Quinto domingo de Cuaresma de 2023

 

Queridos hermanos y hermanas

 

Los cuarenta días de Cuaresma nos recuerdan los cuarenta días en que Cristo ayunó en el desierto. Pero no sólo eso. En la historia de la salvación, los cuarenta días marcan diversas etapas en la obra de redención llevada a cabo por Dios y que continúa hasta nuestros días. Una primera intervención tuvo lugar en los días de Noé. Habiendo visto la ruina provocada por el hombre (Génesis 6:5), el Señor sometió la tierra a un bautismo purificador. «Cayó lluvia sobre la tierra durante cuarenta días y cuarenta noches» (Génesis 7:12). De ahí un nuevo comienzo.

Cuando Noé y sus parientes regresaron a un mundo limpio de agua, Dios hizo su primera alianza con «toda carne». Prometió que nunca más el diluvio destruiría la tierra. Pidió a la humanidad justicia: honrar a Dios, construir la paz, ser fecundos. Estamos llamados a vivir bendecidos en la tierra, a encontrar la alegría en los demás. Nuestro potencial es maravilloso siempre que recordemos quiénes somos: «porque a imagen de Dios hizo al hombre» (Génesis 9:6). Estamos llamados a realizar esta imagen a través de las opciones de vida que tomamos. Para ratificar su alianza, Dios colocó una señal en el cielo: «Mi arcoiris pondré en las nubes, y será la señal de la alianza entre la tierra y yo. Cuando el arcoiris aparezca en las nubes, lo mirarán para recordar la alianza eterna entre Dios y todo ser viviente de toda carne que está sobre la tierra» (Génesis 9:13, 16).

El signo de la alianza, el arco iris, se reivindica hoy como símbolo de un movimiento a la vez político y cultural. Reconocemos lo noble de las aspiraciones de este movimiento. Las compartimos en la medida en que hablan de la dignidad de todos los seres humanos y de su deseo de visibilidad. La Iglesia condena toda discriminación injusta, sea cual sea, incluida la basada en el género o la orientación sexual. Sin embargo, discrepamos cuando el movimiento propone una visión de la naturaleza humana que se abstrae de la integridad encarnada de la persona, como si el género fuera algo accidental.

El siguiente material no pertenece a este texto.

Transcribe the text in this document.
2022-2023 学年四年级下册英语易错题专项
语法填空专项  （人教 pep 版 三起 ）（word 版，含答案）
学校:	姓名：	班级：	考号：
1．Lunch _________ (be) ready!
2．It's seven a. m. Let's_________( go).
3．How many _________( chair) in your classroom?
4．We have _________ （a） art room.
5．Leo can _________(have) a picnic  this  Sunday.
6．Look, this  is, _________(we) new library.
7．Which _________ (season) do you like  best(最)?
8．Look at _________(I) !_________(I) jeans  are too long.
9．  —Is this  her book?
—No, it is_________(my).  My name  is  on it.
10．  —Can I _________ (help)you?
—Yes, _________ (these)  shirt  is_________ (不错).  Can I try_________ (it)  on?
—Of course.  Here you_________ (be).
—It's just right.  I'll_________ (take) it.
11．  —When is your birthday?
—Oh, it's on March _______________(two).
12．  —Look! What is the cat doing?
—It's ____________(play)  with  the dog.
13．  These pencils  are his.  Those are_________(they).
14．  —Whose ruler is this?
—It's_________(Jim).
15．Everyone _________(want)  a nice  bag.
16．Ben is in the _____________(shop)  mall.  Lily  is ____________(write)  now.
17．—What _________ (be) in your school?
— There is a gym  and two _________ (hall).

Y nos oponemos cuando esa visión se impone a los niños como una verdad demostrada y no como una hipótesis audaz, y se les impone como una pesada carga de autodeterminación para la que no están preparados.

Es curioso: nuestra sociedad, tan preocupada por el cuerpo, en realidad se lo toma a la ligera, negándose a ver el cuerpo como una seña de identidad y, en consecuencia, asumiendo que la única individualidad es la producida por la autopercepción subjetiva, construyéndonos a nuestra propia imagen.

Cuando profesamos que Dios nos ha hecho a su imagen, esto no sólo se refiere al alma. También se refiere misteriosamente al cuerpo. Para nosotros, los cristianos, el cuerpo está intrínsecamente ligado a la personalidad. Creemos en la resurrección del cuerpo. Por supuesto, «todos seremos transformados» (1 Corintios 15: 51). Lo que será nuestro cuerpo en la eternidad es difícil de imaginar. Creemos en la afirmación bíblica, basada en la tradición, de que la unidad de mente, alma y cuerpo durará para siempre. En la eternidad seremos reconocibles por lo que ya somos, pero se habrán resuelto los aspectos conflictivos que aún impiden el desarrollo armónico de nuestro verdadero yo.

«Por la gracia de Dios soy lo que soy» (1 Cor 15,10). San Pablo tuvo que luchar consigo mismo para hacer esta afirmación con fe. Lo mismo nos ocurre a menudo a nosotros. Somos conscientes de todo lo que no somos; nos centramos en los dones que no hemos recibido, en el afecto o la afirmación que faltan en nuestras vidas. Estas cosas nos entristecen. Queremos compensarlas. A veces es razonable. A menudo es inútil. El camino de la autoaceptación pasa por nuestro compromiso con lo que es real. La realidad de nuestras vidas abarca nuestras contradicciones y heridas. La Biblia y la vida de los santos muestran que nuestras heridas pueden, por la gracia, convertirse en fuentes de sanación para nosotros mismos y para los demás.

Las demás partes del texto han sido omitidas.